第一次修正流（First Rectified Flow）的 PDF $p^{(1)}(\mathbf{x}, t)$

在第一次修正流中，軌跡定義爲： $\mathbf{Z}_t = (1-t)\mathbf{Z}_0 + t\mathbf{Z}_1$ 其中：

$\mathbf{Z}_0 \sim \mathcal{N}(\boldsymbol{\mu}_0, \sigma_0^2 \mathbf{I})$
$\mathbf{Z}_1 \sim \mathcal{N}(\boldsymbol{\mu}_1, \sigma_1^2 \mathbf{I})$
$\mathbf{Z}_0$ 和 $\mathbf{Z}_1$ 獨立。

由於 $\mathbf{Z}_t$ 是獨立高斯隨機變量的線性組合，其分佈仍是高斯分佈：

均值： $\mathbb{E}[\mathbf{Z}_t] = (1-t)\boldsymbol{\mu}_0 + t\boldsymbol{\mu}_1 = \boldsymbol{\mu}_t$
方差： $\text{Var}(\mathbf{Z}_t) = (1-t)^2 \text{Var}(\mathbf{Z}_0) + t^2 \text{Var}(\mathbf{Z}_1) = (1-t)^2 \sigma_0^2 + t^2 \sigma_1^2$

因此，PDF 爲： $\boxed{p^{(1)}(\mathbf{x}, t) = \mathcal{N}\left( \mathbf{x} \mid \boldsymbol{\mu}_t, \left[(1-t)^2 \sigma_0^2 + t^2 \sigma_1^2\right] \mathbf{I} \right)}$

第二次修正流（Second Rectified Flow）的 PDF $p^{(2)}(\mathbf{x}, t)$

在第二次修正流中，軌跡定義爲： $\mathbf{Z}_t^{(2)} = (1-t)\mathbf{Z}_0^{(2)} + t\mathbf{Z}_1^{(2)}$ 其中：

$\mathbf{Z}_0^{(2)} \sim \mathcal{N}(\boldsymbol{\mu}_0, \sigma_0^2 \mathbf{I})$
$\mathbf{Z}_1^{(2)} = \boldsymbol{\mu}_1 + \dfrac{\sigma_1}{\sigma_0} (\mathbf{Z}_0^{(2)} - \boldsymbol{\mu}_0)$（線性映射）
$\mathbf{Z}_0^{(2)}$ 和 $\mathbf{Z}_1^{(2)}$ 線性相關（非獨立）。
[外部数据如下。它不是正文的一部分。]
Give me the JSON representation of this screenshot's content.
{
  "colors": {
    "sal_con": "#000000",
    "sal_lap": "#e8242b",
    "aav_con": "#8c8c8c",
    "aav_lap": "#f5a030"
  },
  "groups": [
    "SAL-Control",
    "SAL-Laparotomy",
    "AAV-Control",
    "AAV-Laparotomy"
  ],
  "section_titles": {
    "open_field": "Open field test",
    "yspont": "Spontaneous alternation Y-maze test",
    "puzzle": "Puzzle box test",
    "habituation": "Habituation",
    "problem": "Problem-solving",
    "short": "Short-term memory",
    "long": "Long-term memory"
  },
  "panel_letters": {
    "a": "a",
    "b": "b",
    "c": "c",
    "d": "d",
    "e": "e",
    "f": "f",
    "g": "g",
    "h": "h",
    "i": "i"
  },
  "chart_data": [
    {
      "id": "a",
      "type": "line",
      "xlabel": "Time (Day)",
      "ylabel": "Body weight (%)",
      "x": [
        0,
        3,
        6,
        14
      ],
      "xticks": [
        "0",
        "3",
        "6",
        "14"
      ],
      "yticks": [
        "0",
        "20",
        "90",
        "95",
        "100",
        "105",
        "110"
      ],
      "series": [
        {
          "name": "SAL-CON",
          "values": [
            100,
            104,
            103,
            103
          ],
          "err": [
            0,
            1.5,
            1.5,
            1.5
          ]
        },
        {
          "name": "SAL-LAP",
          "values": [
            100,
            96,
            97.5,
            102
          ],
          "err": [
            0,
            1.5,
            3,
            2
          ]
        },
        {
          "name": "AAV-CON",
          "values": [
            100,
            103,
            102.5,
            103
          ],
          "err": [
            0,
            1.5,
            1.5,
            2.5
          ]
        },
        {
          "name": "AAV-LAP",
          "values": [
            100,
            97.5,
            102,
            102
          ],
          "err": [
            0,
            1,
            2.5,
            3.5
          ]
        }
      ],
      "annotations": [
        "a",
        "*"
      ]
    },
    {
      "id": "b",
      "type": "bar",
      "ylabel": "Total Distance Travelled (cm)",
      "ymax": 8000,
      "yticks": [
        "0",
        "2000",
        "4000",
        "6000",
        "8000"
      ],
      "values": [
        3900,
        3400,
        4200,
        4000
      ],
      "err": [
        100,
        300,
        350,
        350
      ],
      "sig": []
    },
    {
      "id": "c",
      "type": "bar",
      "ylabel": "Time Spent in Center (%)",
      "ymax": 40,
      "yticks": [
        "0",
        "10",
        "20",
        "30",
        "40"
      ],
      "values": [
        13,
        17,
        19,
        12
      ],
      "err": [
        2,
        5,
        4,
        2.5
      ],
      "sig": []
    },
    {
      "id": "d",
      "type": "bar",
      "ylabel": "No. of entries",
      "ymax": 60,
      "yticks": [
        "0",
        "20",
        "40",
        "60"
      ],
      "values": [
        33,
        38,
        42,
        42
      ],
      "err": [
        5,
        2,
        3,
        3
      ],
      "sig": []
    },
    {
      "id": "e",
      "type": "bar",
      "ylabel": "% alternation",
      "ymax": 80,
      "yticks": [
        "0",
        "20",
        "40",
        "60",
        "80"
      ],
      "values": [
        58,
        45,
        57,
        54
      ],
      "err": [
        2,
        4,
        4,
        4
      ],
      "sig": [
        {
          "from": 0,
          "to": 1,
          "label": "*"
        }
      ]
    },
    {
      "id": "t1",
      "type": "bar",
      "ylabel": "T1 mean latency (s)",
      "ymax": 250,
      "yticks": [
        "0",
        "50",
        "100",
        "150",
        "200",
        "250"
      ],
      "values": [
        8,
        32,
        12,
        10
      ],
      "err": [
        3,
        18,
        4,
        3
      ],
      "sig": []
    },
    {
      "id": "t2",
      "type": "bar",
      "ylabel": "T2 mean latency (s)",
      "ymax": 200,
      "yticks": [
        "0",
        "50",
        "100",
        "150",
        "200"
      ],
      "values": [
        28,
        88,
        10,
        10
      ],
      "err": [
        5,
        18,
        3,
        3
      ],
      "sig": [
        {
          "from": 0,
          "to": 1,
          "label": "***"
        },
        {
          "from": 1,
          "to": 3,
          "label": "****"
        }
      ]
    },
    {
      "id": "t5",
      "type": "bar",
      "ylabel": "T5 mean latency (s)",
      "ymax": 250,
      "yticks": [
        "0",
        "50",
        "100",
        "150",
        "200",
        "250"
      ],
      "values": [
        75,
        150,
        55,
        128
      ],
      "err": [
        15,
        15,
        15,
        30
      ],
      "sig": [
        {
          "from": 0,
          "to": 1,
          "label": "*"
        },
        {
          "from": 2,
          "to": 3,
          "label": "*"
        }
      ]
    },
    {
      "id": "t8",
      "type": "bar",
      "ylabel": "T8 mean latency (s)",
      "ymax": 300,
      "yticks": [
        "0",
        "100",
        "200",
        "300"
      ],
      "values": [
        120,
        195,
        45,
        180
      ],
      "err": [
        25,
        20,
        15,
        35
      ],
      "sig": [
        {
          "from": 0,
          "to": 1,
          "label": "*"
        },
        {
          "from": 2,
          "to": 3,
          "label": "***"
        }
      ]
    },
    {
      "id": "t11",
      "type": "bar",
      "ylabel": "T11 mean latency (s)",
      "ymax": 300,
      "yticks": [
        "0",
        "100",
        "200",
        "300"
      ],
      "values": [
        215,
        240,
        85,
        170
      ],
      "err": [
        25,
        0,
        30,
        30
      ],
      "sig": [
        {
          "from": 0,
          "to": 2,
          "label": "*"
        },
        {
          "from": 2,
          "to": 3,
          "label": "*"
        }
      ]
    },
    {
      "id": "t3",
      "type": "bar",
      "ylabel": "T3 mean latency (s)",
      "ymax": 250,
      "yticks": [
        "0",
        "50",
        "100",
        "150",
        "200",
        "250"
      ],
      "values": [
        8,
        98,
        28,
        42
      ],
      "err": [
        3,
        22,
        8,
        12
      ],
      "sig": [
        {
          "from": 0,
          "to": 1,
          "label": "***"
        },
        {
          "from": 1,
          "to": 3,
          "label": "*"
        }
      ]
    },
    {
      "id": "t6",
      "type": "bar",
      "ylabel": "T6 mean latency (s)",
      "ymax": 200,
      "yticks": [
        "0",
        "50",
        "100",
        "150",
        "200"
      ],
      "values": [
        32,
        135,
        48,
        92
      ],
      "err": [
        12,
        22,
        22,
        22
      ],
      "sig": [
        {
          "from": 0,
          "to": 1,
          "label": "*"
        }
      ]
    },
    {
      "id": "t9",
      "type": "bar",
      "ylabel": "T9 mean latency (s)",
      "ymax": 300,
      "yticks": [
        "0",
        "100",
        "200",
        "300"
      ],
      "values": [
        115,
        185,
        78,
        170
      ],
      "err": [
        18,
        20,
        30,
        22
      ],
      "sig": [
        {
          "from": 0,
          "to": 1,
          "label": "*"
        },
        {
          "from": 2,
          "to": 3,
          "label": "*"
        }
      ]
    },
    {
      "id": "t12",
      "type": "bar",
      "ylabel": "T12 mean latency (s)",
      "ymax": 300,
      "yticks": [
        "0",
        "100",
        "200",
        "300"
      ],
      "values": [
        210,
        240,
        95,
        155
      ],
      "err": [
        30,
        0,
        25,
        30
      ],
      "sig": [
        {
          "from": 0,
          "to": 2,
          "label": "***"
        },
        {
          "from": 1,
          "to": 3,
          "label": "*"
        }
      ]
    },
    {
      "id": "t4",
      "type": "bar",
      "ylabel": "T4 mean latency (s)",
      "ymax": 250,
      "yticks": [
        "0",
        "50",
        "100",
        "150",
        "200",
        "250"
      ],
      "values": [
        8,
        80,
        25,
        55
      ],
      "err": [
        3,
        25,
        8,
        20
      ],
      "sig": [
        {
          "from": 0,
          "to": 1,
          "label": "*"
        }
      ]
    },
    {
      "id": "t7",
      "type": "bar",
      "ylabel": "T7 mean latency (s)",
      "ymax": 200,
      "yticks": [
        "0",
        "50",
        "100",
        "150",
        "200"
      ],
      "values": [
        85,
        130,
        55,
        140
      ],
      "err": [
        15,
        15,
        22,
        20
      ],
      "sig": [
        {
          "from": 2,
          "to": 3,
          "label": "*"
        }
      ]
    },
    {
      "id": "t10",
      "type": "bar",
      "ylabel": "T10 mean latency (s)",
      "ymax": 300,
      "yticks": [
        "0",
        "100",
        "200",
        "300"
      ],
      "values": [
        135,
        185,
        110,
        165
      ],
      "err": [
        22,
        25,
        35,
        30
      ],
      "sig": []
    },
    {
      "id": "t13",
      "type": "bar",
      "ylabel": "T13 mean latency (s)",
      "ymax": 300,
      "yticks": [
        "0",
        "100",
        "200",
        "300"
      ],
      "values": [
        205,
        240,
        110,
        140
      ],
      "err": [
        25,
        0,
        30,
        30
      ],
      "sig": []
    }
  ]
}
將 $\mathbf{Z}_1^{(2)}$ 代入軌跡公式： $\mathbf{Z}_t^{(2)} = (1-t)\mathbf{Z}_0^{(2)} + t \left[ \boldsymbol{\mu}_1 + \dfrac{\sigma_1}{\sigma_0} (\mathbf{Z}_0^{(2)} - \boldsymbol{\mu}_0) \right]$ 整理得： $\mathbf{Z}_t^{(2)} = \left[(1-t) + t \dfrac{\sigma_1}{\sigma_0}\right] \mathbf{Z}_0^{(2)} + t \boldsymbol{\mu}_1 - t \dfrac{\sigma_1}{\sigma_0} \boldsymbol{\mu}_0$ 這是 $\mathbf{Z}_0^{(2)}$ 的線性變換，因此 $\mathbf{Z}_t^{(2)}$ 仍是高斯分佈：

均值： $\mathbb{E}[\mathbf{Z}_t^{(2)}] = \left[(1-t) + t \dfrac{\sigma_1}{\sigma_0}\right] \boldsymbol{\mu}_0 + t \boldsymbol{\mu}_1 - t \dfrac{\sigma_1}{\sigma_0} \boldsymbol{\mu}_0 = (1-t)\boldsymbol{\mu}_0 + t\boldsymbol{\mu}_1 = \boldsymbol{\mu}_t$
方差： $\text{Var}(\mathbf{Z}_t^{(2)}) = \left[(1-t) + t \dfrac{\sigma_1}{\sigma_0}\right]^2 \text{Var}(\mathbf{Z}_0^{(2)}) = \left[(1-t)\sigma_0 + t\sigma_1\right]^2$

因此，PDF 爲： $\boxed{p^{(2)}(\mathbf{x}, t) = \mathcal{N}\left( \mathbf{x} \mid \boldsymbol{\mu}_t, \left[(1-t)\sigma_0 + t\sigma_1\right]^2 \mathbf{I} \right)}$

關鍵對比

| 屬性 | 第一次修正流 $p^{(1)}(\mathbf{x}, t)$ | 第二次修正流 $p^{(2)}(\mathbf{x}, t)$ | | ——— | ——————————————————————– | ———————————————— | | 分佈類型 | 高斯分佈 | 高斯分佈 | | 均值 | $\boldsymbol{\mu}_t = (1-t)\boldsymbol{\mu}_0 + t\boldsymbol{\mu}_1$ | 同左 | | 方差 | $(1-t)^2 \sigma_0^2 + t^2 \sigma_1^2$ | $[(1-t)\sigma_0 + t\sigma_1]^2$ | | 軌跡線性性 | 非線性（$\sigma_t = \sqrt{(1-t)^2\sigma_0^2 + t^2\sigma_1^2}$） | 線性（$\sigma_t = (1-t)\sigma_0 + t\sigma_1$） | | 數據依賴性 | $\mathbf{Z}_0$ 和 $\mathbf{Z}_1$ 獨立 | $\mathbf{Z}_1^{(2)}$ 由 $\mathbf{Z}_0^{(2)}$ 線性生成 |

物理意義

第一次修正流：
- 方差 $(1-t)^2 \sigma_0^2 + t^2 \sigma_1^2$ 反映獨立高斯的方差疊加效應（非線性）。
- 軌跡彎曲，因爲 $\mathbf{Z}_0$ 和 $\mathbf{Z}_1$ 獨立，插值時噪聲相互疊加。
第二次修正流：
- 方差 $[(1-t)\sigma_0 + t\sigma_1]^2$ 對應線性標準差插值（最優傳輸路徑）。
- 軌跡爲直線，因爲 $\mathbf{Z}_1^{(2)}$ 是 $\mathbf{Z}_0^{(2)}$ 的確定性線性映射，無額外噪聲。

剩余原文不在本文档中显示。